This is a short story that I saw in the first half of the year. At that time, I felt that there was something worth writing about in this short story, but I also felt that it was not wasn’t fully explained, so I added it to our. materials library first. Today, I ignored and carefully read this report, and finally understood the “hidden” information behind it. Extract it into a manufacturing problem, that is, how to process higher precision products with the processing precision of existing processing equipment.
Let’s start by briefly introducing this news. This is the news that Ma Xiaoguang, the chief technician of China Ordnance Industry Group, decided to try using CNC machine tools to batch process the integrated planet carrier, one of the parts the most precise armored vehicles. . You might think it’s not easy, right? The precision of CNC machine tools is very high! But the problem is that the processing precision of the planet carrier is higher, which needs to reach 0.01mm!
So what to do? In the past, because CNC machine tools could not meet the precision requirements, their colleagues had to first machine them and then polish them by hand. Efficiency was low and quality inconsistent, making them unable to meet the demands of mass production. .
At this moment, Ma Xiaoguang appeared! According to Ma Xiaoguang, an experienced sniper should not rely solely on his sight to hit his target. What deeply impressed me were his words: if we, the operator, can machine parts as accurately as the machine can achieve, then we can only be considered an operator. It is our responsibility and mission as a craftsman and leader to process parts with precision requirements that cannot be achieved by lathes.
Now for the best part, how did he do it? Where is his idea to solve the problem?
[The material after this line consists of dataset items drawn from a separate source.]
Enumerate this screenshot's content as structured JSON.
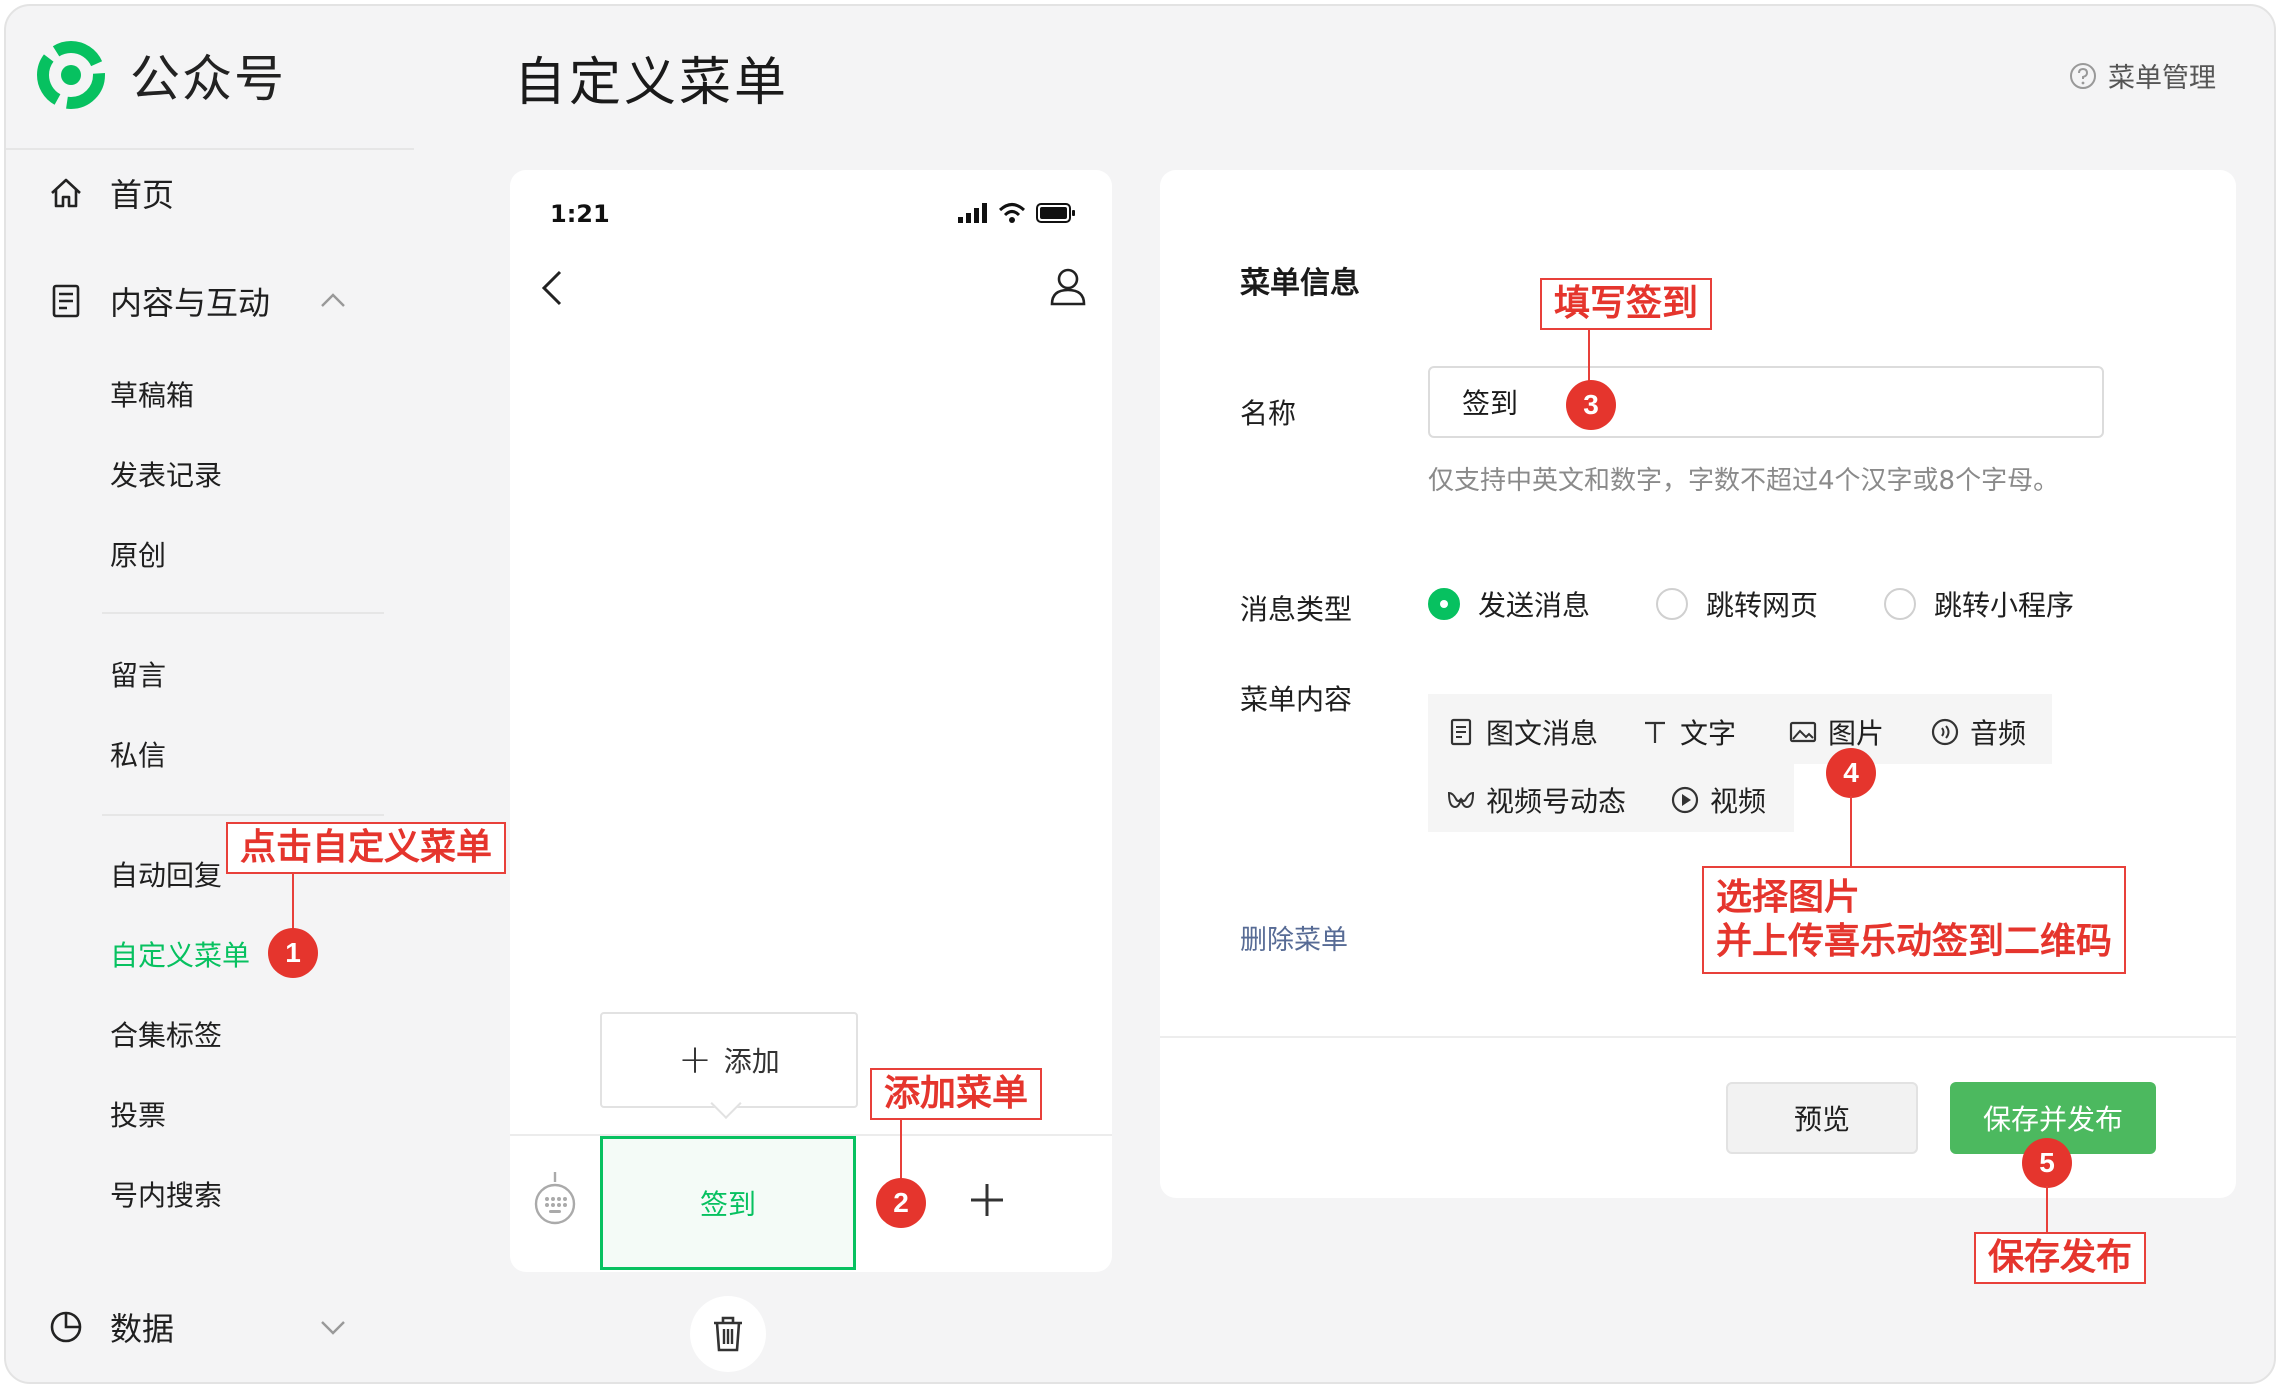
{
  "app": {
    "brand_title": "公众号",
    "logo_icon": "wechat-official-account-logo",
    "accent_color": "#07c160"
  },
  "sidebar": {
    "home": "首页",
    "content_group": "内容与互动",
    "content_items": [
      "草稿箱",
      "发表记录",
      "原创"
    ],
    "interaction_items": [
      "留言",
      "私信"
    ],
    "feature_items": [
      "自动回复",
      "自定义菜单",
      "合集标签",
      "投票",
      "号内搜索"
    ],
    "active_item": "自定义菜单",
    "data_group": "数据"
  },
  "header": {
    "title": "自定义菜单",
    "help_label": "菜单管理"
  },
  "phone": {
    "time": "1:21",
    "add_label": "添加",
    "menu_item": "签到"
  },
  "form": {
    "section_title": "菜单信息",
    "name_label": "名称",
    "name_value": "签到",
    "name_hint": "仅支持中英文和数字，字数不超过4个汉字或8个字母。",
    "type_label": "消息类型",
    "type_options": [
      "发送消息",
      "跳转网页",
      "跳转小程序"
    ],
    "type_selected": "发送消息",
    "content_label": "菜单内容",
    "content_types": [
      "图文消息",
      "文字",
      "图片",
      "音频",
      "视频号动态",
      "视频"
    ],
    "delete_label": "删除菜单",
    "preview_label": "预览",
    "publish_label": "保存并发布",
    "publish_color": "#4cb95f"
  },
  "annotations": {
    "click_menu": "点击自定义菜单",
    "add_menu": "添加菜单",
    "fill_signin": "填写签到",
    "choose_image_line1": "选择图片",
    "choose_image_line2": "并上传喜乐动签到二维码",
    "save_publish": "保存发布",
    "steps": [
      "1",
      "2",
      "3",
      "4",
      "5"
    ],
    "color": "#e5352d"
  }
}
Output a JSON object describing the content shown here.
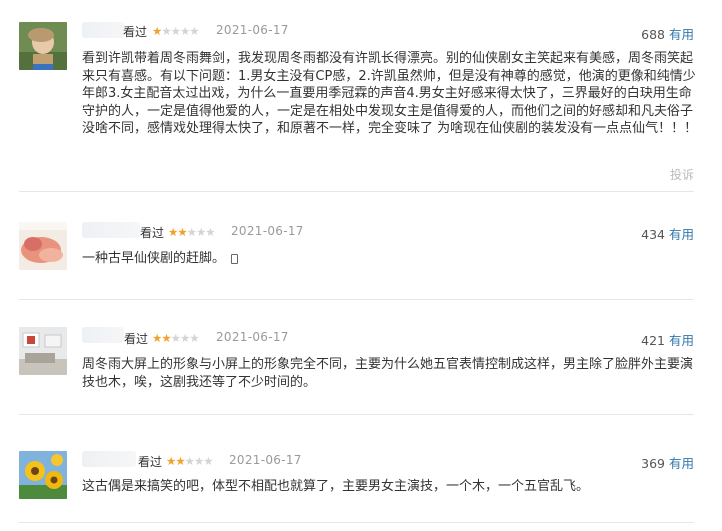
{
  "reviews": [
    {
      "status": "看过",
      "rating": 1,
      "date": "2021-06-17",
      "votes": "688",
      "vote_label": "有用",
      "report_label": "投诉",
      "content": "看到许凯带着周冬雨舞剑，我发现周冬雨都没有许凯长得漂亮。别的仙侠剧女主笑起来有美感，周冬雨笑起来只有喜感。有以下问题：1.男女主没有CP感，2.许凯虽然帅，但是没有神尊的感觉，他演的更像和纯情少年郎3.女主配音太过出戏，为什么一直要用季冠霖的声音4.男女主好感来得太快了，三界最好的白玦用生命守护的人，一定是值得他爱的人，一定是在相处中发现女主是值得爱的人，而他们之间的好感却和凡夫俗子没啥不同，感情戏处理得太快了，和原著不一样，完全变味了 为啥现在仙侠剧的装发没有一点点仙气！！！"
    },
    {
      "status": "看过",
      "rating": 2,
      "date": "2021-06-17",
      "votes": "434",
      "vote_label": "有用",
      "content": "一种古早仙侠剧的赶脚。"
    },
    {
      "status": "看过",
      "rating": 2,
      "date": "2021-06-17",
      "votes": "421",
      "vote_label": "有用",
      "content": "周冬雨大屏上的形象与小屏上的形象完全不同，主要为什么她五官表情控制成这样，男主除了脸胖外主要演技也木，唉，这剧我还等了不少时间的。"
    },
    {
      "status": "看过",
      "rating": 2,
      "date": "2021-06-17",
      "votes": "369",
      "vote_label": "有用",
      "content": "这古偶是来搞笑的吧，体型不相配也就算了，主要男女主演技，一个木，一个五官乱飞。"
    }
  ],
  "colors": {
    "star_on": "#f2a22a",
    "star_off": "#d4d4d4",
    "link": "#3377aa",
    "date": "#9a9a9a"
  }
}
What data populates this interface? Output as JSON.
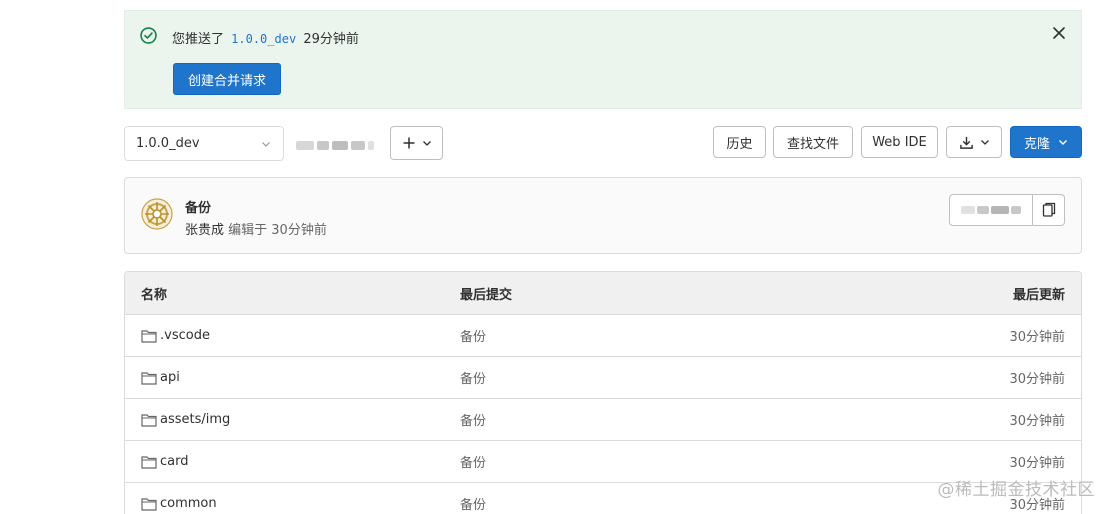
{
  "alert": {
    "prefix": "您推送了",
    "branch": "1.0.0_dev",
    "suffix": "29分钟前",
    "create_mr_label": "创建合并请求"
  },
  "toolbar": {
    "branch_select_value": "1.0.0_dev",
    "history_label": "历史",
    "find_file_label": "查找文件",
    "web_ide_label": "Web IDE",
    "clone_label": "克隆"
  },
  "commit": {
    "title": "备份",
    "author": "张贵成",
    "meta_suffix": "编辑于 30分钟前"
  },
  "file_table": {
    "headers": {
      "name": "名称",
      "last_commit": "最后提交",
      "last_update": "最后更新"
    },
    "rows": [
      {
        "name": ".vscode",
        "commit": "备份",
        "updated": "30分钟前"
      },
      {
        "name": "api",
        "commit": "备份",
        "updated": "30分钟前"
      },
      {
        "name": "assets/img",
        "commit": "备份",
        "updated": "30分钟前"
      },
      {
        "name": "card",
        "commit": "备份",
        "updated": "30分钟前"
      },
      {
        "name": "common",
        "commit": "备份",
        "updated": "30分钟前"
      }
    ]
  },
  "watermark": "@稀土掘金技术社区",
  "colors": {
    "primary": "#1f75cb",
    "alert_bg": "#ecf4ee",
    "success": "#108548"
  }
}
For the machine tool in front of us, the accumulation of micron-level errors caused by multiple factors such as tool wear and structural deviations will always cause the final carrier size to exceed the tolerance of 0.01mm!
Ma Xiaoguang then carefully tinkered and studied this machine tool, checking and improving factor by factor, and finally corrected the micron-level errors of the machine tool one after another!
The improvement measures tracked by these factors will likely be: for example, the tool only uses the first tenth of its life, some parts only use a small range of settings, and even to avoid the influence of the workshop temperature, only use the first two hours in the morning to process. The above is just our speculation and the report does not mention any specific measures.
Many readers may wonder: why go to all this trouble? I never thought of a good way to explain it. It was only recently, when I was teaching math to my children and saw the concept of common factors (common divisors), that I suddenly realized that it was not a problem of commonalities. factors! ? A machine tool is a complex system with various subsystems or accessories. When assembling them, if you want them to “cooperate happily”, you need to use their “common factor” parts. If there are more subsystems or accessories to combine, it’s like more circles are nested. As you can imagine, their common factors will be even fewer! In our case, this means more refined groupings of support enhancements.
So, if we want to “use the available material to the extreme”, we must move from “coarse grain” operator mode to “fine grain” artisan mode, and learn more and study more! Only in this way can we, like Ma Xiaoguang, accomplish the impossible task (machining an integrated planet carrier with a precision of 0.01 mm) under constraints (machine tools with a given level of precision)!
Daguang focuses on providing solutions such as precision CNC machining services (3-axis, 4-axis, 5-axis machining), CNC milling, 3D printing and rapid prototyping services.